Damn but if she didn’t have to give him the last word. Why couldn’t he have sent Deputy Kaufman to pick her up? That sweet little puppy-eyed man would have let her change clothes. Shoot, she probably could have shampooed her hair and shaved her legs too, for that matter. He would have inquired after her feelings instead of laying into her with fangs bared, like a bad-tempered wolf.
She snuck a glance at Dane out of the corner of her eye. He did look tired. His face was drawn, the skin stretched taut over the bones. He had shaved, but there wasn’t much to be done about the lines of tension digging in around his mouth and eyes. A little trickle of sympathy leaked through Elizabeth. She supposed he had reason to be churlish. The weight of what had happened rested squarely on his shoulders, and, while they certainly looked strong enough to carry a load, that didn’t make it fun.
“Did your daughter make it in all right?” She kicked herself for asking, but the words had snuck out of her mouth without permission. She had told herself she didn’t want to know anything about his personal life, didn’t want to draw any parallels between her life and his, but the horse was out of the barn now.
He shot her a suspicious look, like a wild dog wary of a handout from a stranger. “Yeah, fine.”
“She lives out of state, I guess.”
“Los Angeles.”
“That’s a long way. Must be hard,” she murmured. Distance had never been a problem for Bobby Lee, she mused bitterly. He had never made any attempt to see Trace after she had moved out. But then, she doubted Bobby Lee kept a picture of their son in a frame on his desk either. Just that one little sign of fatherly caring put Dane Jantzen in a whole different league for her. She might have thought he was a jerk deluxe in every other way, but she couldn’t help admiring a man who cared about his daughter.

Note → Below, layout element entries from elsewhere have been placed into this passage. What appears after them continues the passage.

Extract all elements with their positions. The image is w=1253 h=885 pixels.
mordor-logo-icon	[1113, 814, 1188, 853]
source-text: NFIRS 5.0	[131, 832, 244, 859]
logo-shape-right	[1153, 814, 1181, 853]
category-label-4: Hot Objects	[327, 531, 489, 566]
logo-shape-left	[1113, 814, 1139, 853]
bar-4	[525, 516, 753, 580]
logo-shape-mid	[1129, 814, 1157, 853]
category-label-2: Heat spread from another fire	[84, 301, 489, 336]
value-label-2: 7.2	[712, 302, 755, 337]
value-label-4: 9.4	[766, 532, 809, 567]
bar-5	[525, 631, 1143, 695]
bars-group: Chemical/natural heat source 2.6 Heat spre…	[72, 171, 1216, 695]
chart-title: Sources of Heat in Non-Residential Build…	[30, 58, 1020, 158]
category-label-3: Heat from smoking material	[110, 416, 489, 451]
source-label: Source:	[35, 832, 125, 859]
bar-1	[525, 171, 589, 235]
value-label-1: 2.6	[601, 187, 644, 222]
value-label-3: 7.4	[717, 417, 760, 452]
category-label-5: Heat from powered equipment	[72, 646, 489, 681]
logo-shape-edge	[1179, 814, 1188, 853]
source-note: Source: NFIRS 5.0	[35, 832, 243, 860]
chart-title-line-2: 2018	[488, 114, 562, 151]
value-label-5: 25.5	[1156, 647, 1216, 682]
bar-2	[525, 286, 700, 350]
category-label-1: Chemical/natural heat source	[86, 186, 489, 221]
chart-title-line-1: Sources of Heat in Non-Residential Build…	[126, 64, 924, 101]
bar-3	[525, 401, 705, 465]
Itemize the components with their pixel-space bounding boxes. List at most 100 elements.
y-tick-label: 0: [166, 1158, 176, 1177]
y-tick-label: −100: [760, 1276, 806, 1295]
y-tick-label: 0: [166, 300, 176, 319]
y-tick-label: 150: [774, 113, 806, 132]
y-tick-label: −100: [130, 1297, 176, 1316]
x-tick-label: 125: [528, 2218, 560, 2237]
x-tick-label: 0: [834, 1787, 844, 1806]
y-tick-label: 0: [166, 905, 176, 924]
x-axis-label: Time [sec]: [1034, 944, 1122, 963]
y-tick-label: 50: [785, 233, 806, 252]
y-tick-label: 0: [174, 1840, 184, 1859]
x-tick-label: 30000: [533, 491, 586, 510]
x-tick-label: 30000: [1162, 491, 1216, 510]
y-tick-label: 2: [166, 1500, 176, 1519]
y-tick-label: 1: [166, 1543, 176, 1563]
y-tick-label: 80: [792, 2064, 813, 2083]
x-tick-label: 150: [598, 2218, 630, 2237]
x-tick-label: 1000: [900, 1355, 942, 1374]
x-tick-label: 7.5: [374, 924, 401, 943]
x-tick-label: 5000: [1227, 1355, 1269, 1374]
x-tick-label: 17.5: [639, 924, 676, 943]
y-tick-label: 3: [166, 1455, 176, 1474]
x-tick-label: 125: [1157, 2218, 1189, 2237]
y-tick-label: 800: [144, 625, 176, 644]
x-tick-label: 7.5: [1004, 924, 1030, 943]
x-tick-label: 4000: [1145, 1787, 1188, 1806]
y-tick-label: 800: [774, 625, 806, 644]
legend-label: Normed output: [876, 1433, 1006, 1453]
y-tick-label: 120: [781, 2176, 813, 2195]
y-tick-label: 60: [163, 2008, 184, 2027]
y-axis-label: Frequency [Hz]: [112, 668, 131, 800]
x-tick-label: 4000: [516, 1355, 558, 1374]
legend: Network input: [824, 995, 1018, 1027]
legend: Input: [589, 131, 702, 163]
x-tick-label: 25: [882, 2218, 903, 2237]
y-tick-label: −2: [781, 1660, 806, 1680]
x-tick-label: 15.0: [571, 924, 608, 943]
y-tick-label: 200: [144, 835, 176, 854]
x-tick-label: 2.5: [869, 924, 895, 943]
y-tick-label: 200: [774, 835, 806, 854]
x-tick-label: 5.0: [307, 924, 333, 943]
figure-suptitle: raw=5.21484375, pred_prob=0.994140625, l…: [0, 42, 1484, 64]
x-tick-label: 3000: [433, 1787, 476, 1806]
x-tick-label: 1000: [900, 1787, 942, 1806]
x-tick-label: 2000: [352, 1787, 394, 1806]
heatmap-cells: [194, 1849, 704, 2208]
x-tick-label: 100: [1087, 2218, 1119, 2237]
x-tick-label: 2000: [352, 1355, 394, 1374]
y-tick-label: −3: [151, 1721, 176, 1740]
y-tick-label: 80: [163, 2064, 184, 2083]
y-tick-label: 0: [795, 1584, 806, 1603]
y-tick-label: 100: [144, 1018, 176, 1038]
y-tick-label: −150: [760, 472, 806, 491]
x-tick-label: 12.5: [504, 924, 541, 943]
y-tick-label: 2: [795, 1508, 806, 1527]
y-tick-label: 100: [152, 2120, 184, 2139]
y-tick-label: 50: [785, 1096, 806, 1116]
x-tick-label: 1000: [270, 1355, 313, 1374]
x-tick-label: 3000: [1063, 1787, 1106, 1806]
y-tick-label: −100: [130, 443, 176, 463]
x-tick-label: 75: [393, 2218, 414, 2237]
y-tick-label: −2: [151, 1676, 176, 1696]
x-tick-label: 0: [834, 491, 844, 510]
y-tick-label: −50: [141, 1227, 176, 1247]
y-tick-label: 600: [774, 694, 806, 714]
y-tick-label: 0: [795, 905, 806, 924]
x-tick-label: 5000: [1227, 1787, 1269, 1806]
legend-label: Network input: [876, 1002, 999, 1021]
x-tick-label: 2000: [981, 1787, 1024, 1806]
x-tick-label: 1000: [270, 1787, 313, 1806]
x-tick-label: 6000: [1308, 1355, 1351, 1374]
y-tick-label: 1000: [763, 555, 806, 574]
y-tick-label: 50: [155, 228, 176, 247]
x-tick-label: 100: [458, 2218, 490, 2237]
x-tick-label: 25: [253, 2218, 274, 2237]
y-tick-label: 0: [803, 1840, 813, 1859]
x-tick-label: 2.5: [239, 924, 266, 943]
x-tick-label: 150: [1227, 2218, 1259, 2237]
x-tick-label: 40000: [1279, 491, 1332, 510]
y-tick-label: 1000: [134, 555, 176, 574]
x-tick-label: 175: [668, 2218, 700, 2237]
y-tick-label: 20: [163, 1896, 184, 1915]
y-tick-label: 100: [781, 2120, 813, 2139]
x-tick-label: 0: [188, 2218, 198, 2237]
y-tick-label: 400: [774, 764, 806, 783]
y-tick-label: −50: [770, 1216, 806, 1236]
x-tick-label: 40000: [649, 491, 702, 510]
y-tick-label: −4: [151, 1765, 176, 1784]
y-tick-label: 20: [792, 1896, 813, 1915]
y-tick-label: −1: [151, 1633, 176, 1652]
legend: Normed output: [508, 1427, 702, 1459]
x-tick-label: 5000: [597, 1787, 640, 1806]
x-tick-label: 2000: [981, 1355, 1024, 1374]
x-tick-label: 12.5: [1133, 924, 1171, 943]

“Yeah,” Dane admitted reluctantly. “It’s tough. I don’t get to spend much time with her as it is. Now I’ve got this murder—”
He checked himself abruptly. The last thing he needed to do was confide in this woman. Christ, what was he thinking? That she might sympathize because she was a single parent too? Fat chance that she would side with him. She was a mother, not a father. She had custody, not visitation. If there were comparisons to be drawn between his situation and hers, then surely she had more in common with Tricia than she did with him.
“Any leads on a suspect yet?” she asked.
He was glad for the change in subject. “Trying to get a scoop for the Clarion?”
“I’m trying to make conversation.”
“I thought you were going to pout. I’d really prefer if you pouted, actually.”
Elizabeth tilted her head to one side. “Well, we’re not big on courting to each other’s preferences, you and I, now, are we?”
Dane gave a snort. “Not so far.”
She studied him
quietly for a moment, reflecting with some wonder on the antagonism that had instantly sprung up between them. She generally got on famously with men—as long as she wasn’t married to them. A smile, a batted lash, a flirtatious word and she had the garden-variety man eating out of her hand. This one was more liable to bite her hand off. Her fingers curled protectively into fists against the soft leather of her Gucci bag.
“I’m not asking anything you won’t tell at the press conference,” she said. “And I sure as hell can’t run off and print it anywhere right now, can I?” She glanced around the Bronco, which was outfitted with all the paraphernalia of a standard police cruiser, including the wire-mesh barrier between the front- and backseats. “I’m what you might call a captive audience.”